Sejarah oh Sejarah

Eramuslim.com – Dalam Kamus Besar Bahasa Indonesia, istilah OPAS diartikan sebagai “Penjaga Kantor” atau “Agen Polisi”.

Dalam sejarah pergerakan, sebutan ini lebih mengacu kepada para petugas polisi bentukan penjajah Belanda, yang berfungsi sebagai tukang pukulnya penjajah. Anggota Opas terdiri dari kaum pribumi, yang demi mendapatkan pekerjaan dan uang, rela memusuhi bangsanya sendiri dan melayani kepentingan penjajah. Mereka inilah bagian dari para pengkhianat bangsanya sendiri. Mereka ini dipimpin para komandan Opas yang biasanya dipegang orang Belanda sendiri. Schout Van Hinne merupakan salah satu Komandan Opas di Batavia pada akhir abad-19 dan awal abad ke-20, yang namanya begitu akrab di telinga karena menjadi musuh utama gerakan Pituan Pitulung alias Pitung.

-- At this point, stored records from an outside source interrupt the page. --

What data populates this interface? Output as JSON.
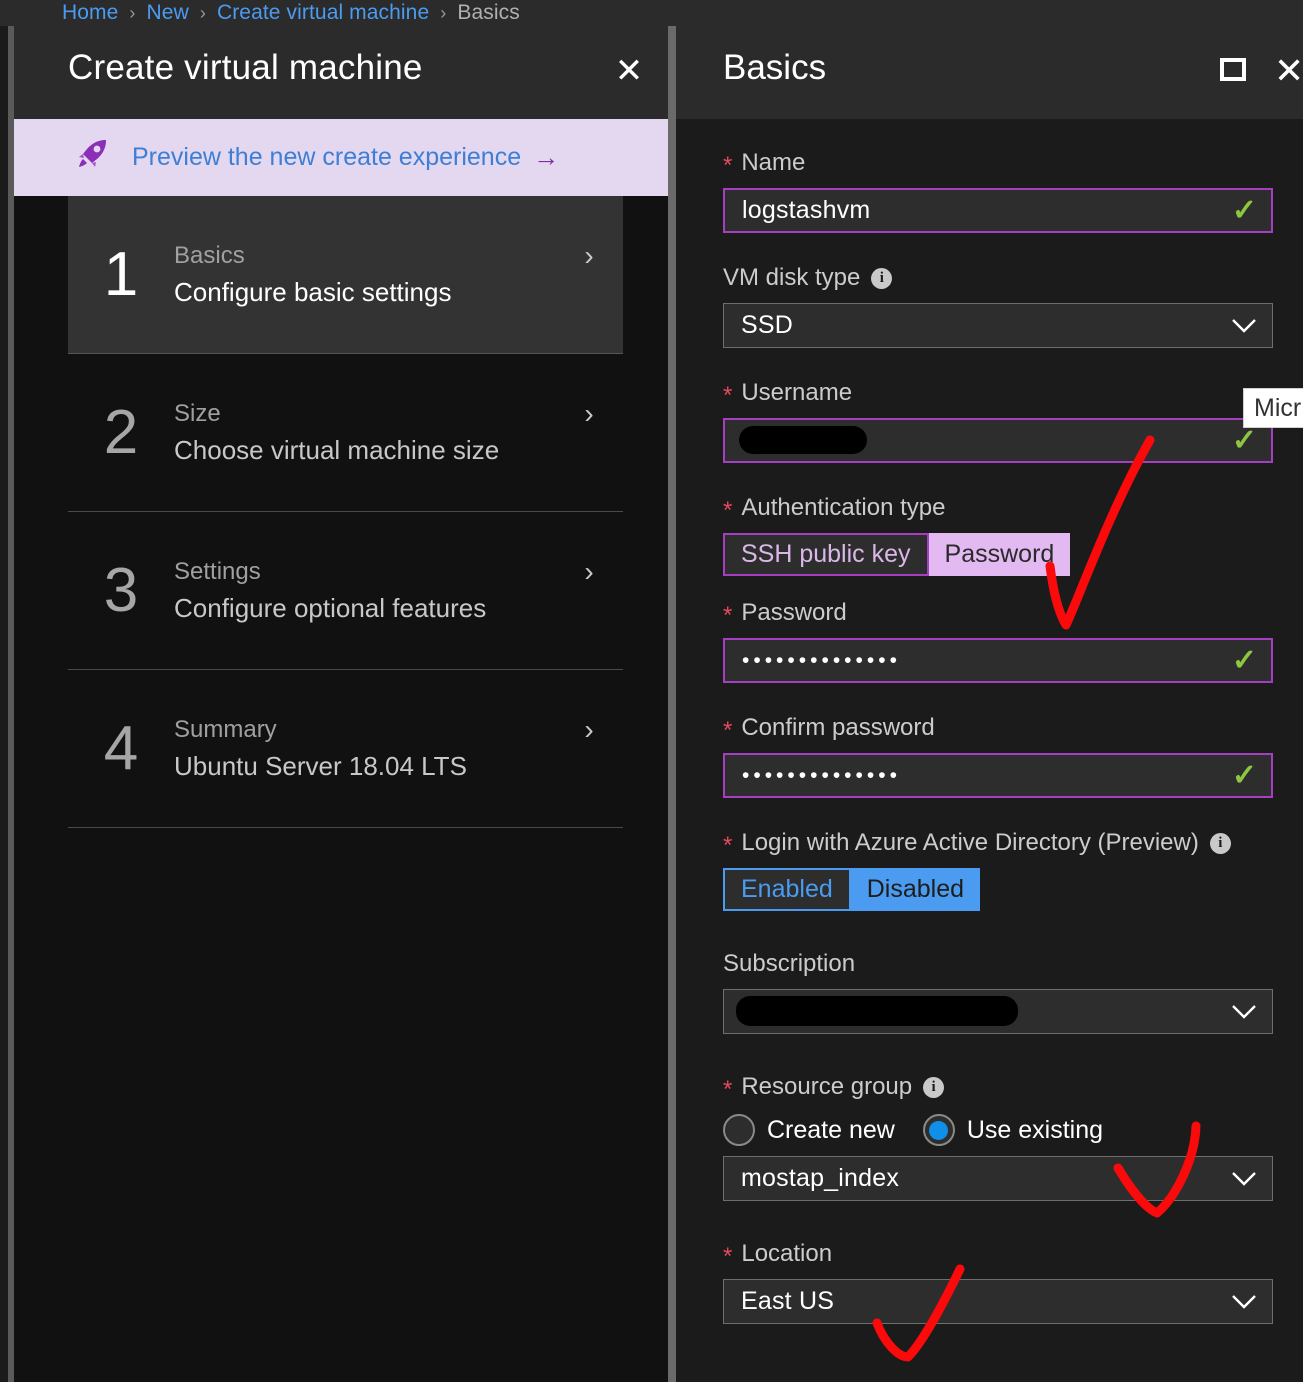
{
  "breadcrumb": {
    "items": [
      {
        "label": "Home",
        "current": false
      },
      {
        "label": "New",
        "current": false
      },
      {
        "label": "Create virtual machine",
        "current": false
      },
      {
        "label": "Basics",
        "current": true
      }
    ],
    "separator": "›"
  },
  "left_blade": {
    "title": "Create virtual machine",
    "close_label": "✕",
    "preview_banner": {
      "icon": "rocket-icon",
      "text": "Preview the new create experience",
      "arrow": "→"
    },
    "steps": [
      {
        "number": "1",
        "label": "Basics",
        "sub": "Configure basic settings",
        "selected": true,
        "chevron": "›"
      },
      {
        "number": "2",
        "label": "Size",
        "sub": "Choose virtual machine size",
        "selected": false,
        "chevron": "›"
      },
      {
        "number": "3",
        "label": "Settings",
        "sub": "Configure optional features",
        "selected": false,
        "chevron": "›"
      },
      {
        "number": "4",
        "label": "Summary",
        "sub": "Ubuntu Server 18.04 LTS",
        "selected": false,
        "chevron": "›"
      }
    ]
  },
  "right_blade": {
    "title": "Basics",
    "maximize_label": "maximize-icon",
    "close_label": "✕",
    "fields": {
      "name": {
        "label": "Name",
        "required_marker": "*",
        "value": "logstashvm",
        "valid_marker": "✓"
      },
      "vm_disk_type": {
        "label": "VM disk type",
        "info_marker": "i",
        "value": "SSD"
      },
      "username": {
        "label": "Username",
        "required_marker": "*",
        "value": "",
        "redacted": true,
        "valid_marker": "✓"
      },
      "authentication_type": {
        "label": "Authentication type",
        "required_marker": "*",
        "options": [
          "SSH public key",
          "Password"
        ],
        "selected": "Password"
      },
      "password": {
        "label": "Password",
        "required_marker": "*",
        "value": "••••••••••••••",
        "valid_marker": "✓"
      },
      "confirm_password": {
        "label": "Confirm password",
        "required_marker": "*",
        "value": "••••••••••••••",
        "valid_marker": "✓"
      },
      "aad_login": {
        "label": "Login with Azure Active Directory (Preview)",
        "required_marker": "*",
        "info_marker": "i",
        "options": [
          "Enabled",
          "Disabled"
        ],
        "selected": "Disabled"
      },
      "subscription": {
        "label": "Subscription",
        "value": "",
        "redacted": true
      },
      "resource_group": {
        "label": "Resource group",
        "required_marker": "*",
        "info_marker": "i",
        "radio_options": [
          "Create new",
          "Use existing"
        ],
        "radio_selected": "Use existing",
        "value": "mostap_index"
      },
      "location": {
        "label": "Location",
        "required_marker": "*",
        "value": "East US"
      }
    }
  },
  "tooltip": {
    "text": "Micr"
  },
  "annotations": {
    "color": "#fa0a0a",
    "marks": [
      "checkmark-authentication-type",
      "checkmark-resource-group",
      "checkmark-location"
    ]
  }
}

Schout Van Hinne sering bekerjasama dengan tuan tanah-tuan tanah Cina, dalam filmnya bernama Babah Longseng, dalam mengambil tanah milik pribumi beserta segala harta bendanya. Bahkan sering sekali, tuan tanah Cina ini memberikan bagian hasil rampokannya kepada Komandan Opas, apakah itu berupa harta benda, uang, tanah, atau bahkan menyodorkan perempuan molek. Dengan segala pemberian ini, para tuan tanah Cina bisa dengan licin dan lancar melakukan apa pun demi kepentingannya sendiri.

Sudah menjadi kelaziman para Tuan Tanah Cina pada zaman penjajahan mempunyai pasukan tukang pukulnya sendiri yang disebut Centeng atau Jawara peliharaan. Dengan imbalan uang, candu, atau perempuan, para tukang pukul ini akan mau melakukan apa saja untuk memeusuhi saudaranya sendiri, sesama pribumi, bahkan sampai menghilangkan nyawa sekali pun. Dan para Jawara peliharaan Tuan Tanah Cina atau Centeng ini keberadaannya dilindungi oleh Opas, yang juga mendapatkan banyak keuntungan material dari para tuan tanah.

Disebabkan banyaknya pribumi yang mau-maunya bekerja demi kepentingan penjajah Belanda dan tuan tanah Cina inilah, maka upaya perjuangan para pejuang kemetdekaan bertambah sulit. Adalah mudah menghadapi dan membedakan para penjajah yang berkulit putih dan berambut pirang, namun sungguh sulit membedakan jika penjajah itu adalah orang-orang pribumi sendiri yang berambut hitam dan berkulit sawo matang seperti Bumiputera. Ini pernah dikatakan Soekarno.

L’Histoire se Repete. Sejarah itu berulang. Demikian kata orang bijak. Sejarah masa lalu akan berulang di hari ini, dalam wajah, bentuk, dan nama-nama yang berbeda, namun lakonnya sama.